IFF/Fiocruz - Instituto Fernandes Figueira (RJ) — Prova 2020
Os patógenos mais frequentemente envolvidos nas infecções da ferida cirúrgica são:
Staphylococcus aureus = patógeno mais comum em infecções de sítio cirúrgico (ISC).
O Staphylococcus aureus, incluindo cepas resistentes à meticilina (MRSA), é o patógeno mais frequentemente isolado em infecções de sítio cirúrgico (ISC). Sua prevalência se deve à colonização da pele e mucosas dos pacientes e profissionais de saúde, sendo um desafio importante na prevenção de infecções hospitalares.
As infecções de sítio cirúrgico (ISC) representam uma das complicações mais comuns e onerosas da cirurgia, impactando significativamente a morbidade, mortalidade e os custos de saúde. A compreensão dos patógenos mais envolvidos é fundamental para a escolha da profilaxia antibiótica e o tratamento empírico. A fisiopatologia da ISC envolve a contaminação da ferida cirúrgica por microrganismos, que podem ser endógenos (da microbiota do próprio paciente) ou exógenos (do ambiente hospitalar, equipe cirúrgica). O Staphylococcus aureus é o principal agente etiológico, especialmente em cirurgias limpas e limpas-contaminadas, devido à sua prevalência na pele e mucosas. A prevenção da ISC é multifacetada e inclui a otimização pré-operatória do paciente, profilaxia antibiótica adequada, técnica cirúrgica estéril, controle ambiental e cuidados pós-operatórios da ferida. O reconhecimento precoce dos sinais de infecção e o tratamento direcionado, muitas vezes empírico contra Staphylococcus aureus, são cruciais para um bom prognóstico.

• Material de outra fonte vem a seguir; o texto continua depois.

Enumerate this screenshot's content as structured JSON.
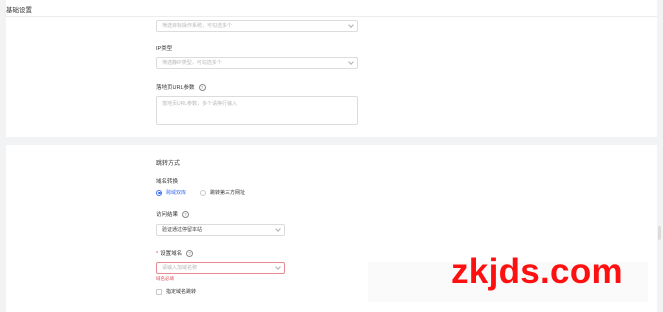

O Staphylococcus aureus é o patógeno mais frequentemente isolado em infecções de sítio cirúrgico (ISC), tanto as cepas sensíveis quanto as resistentes à meticilina (MRSA).
O S. aureus é um habitante comum da pele e mucosas. A infecção ocorre geralmente por contaminação endógena (da própria pele do paciente) ou exógena (do ambiente cirúrgico, equipe), penetrando na ferida durante ou após a cirurgia.
Medidas incluem profilaxia antibiótica adequada, preparo da pele do paciente com antissépticos, técnica cirúrgica asséptica rigorosa, controle da temperatura corporal e glicemia do paciente, e higiene das mãos da equipe cirúrgica.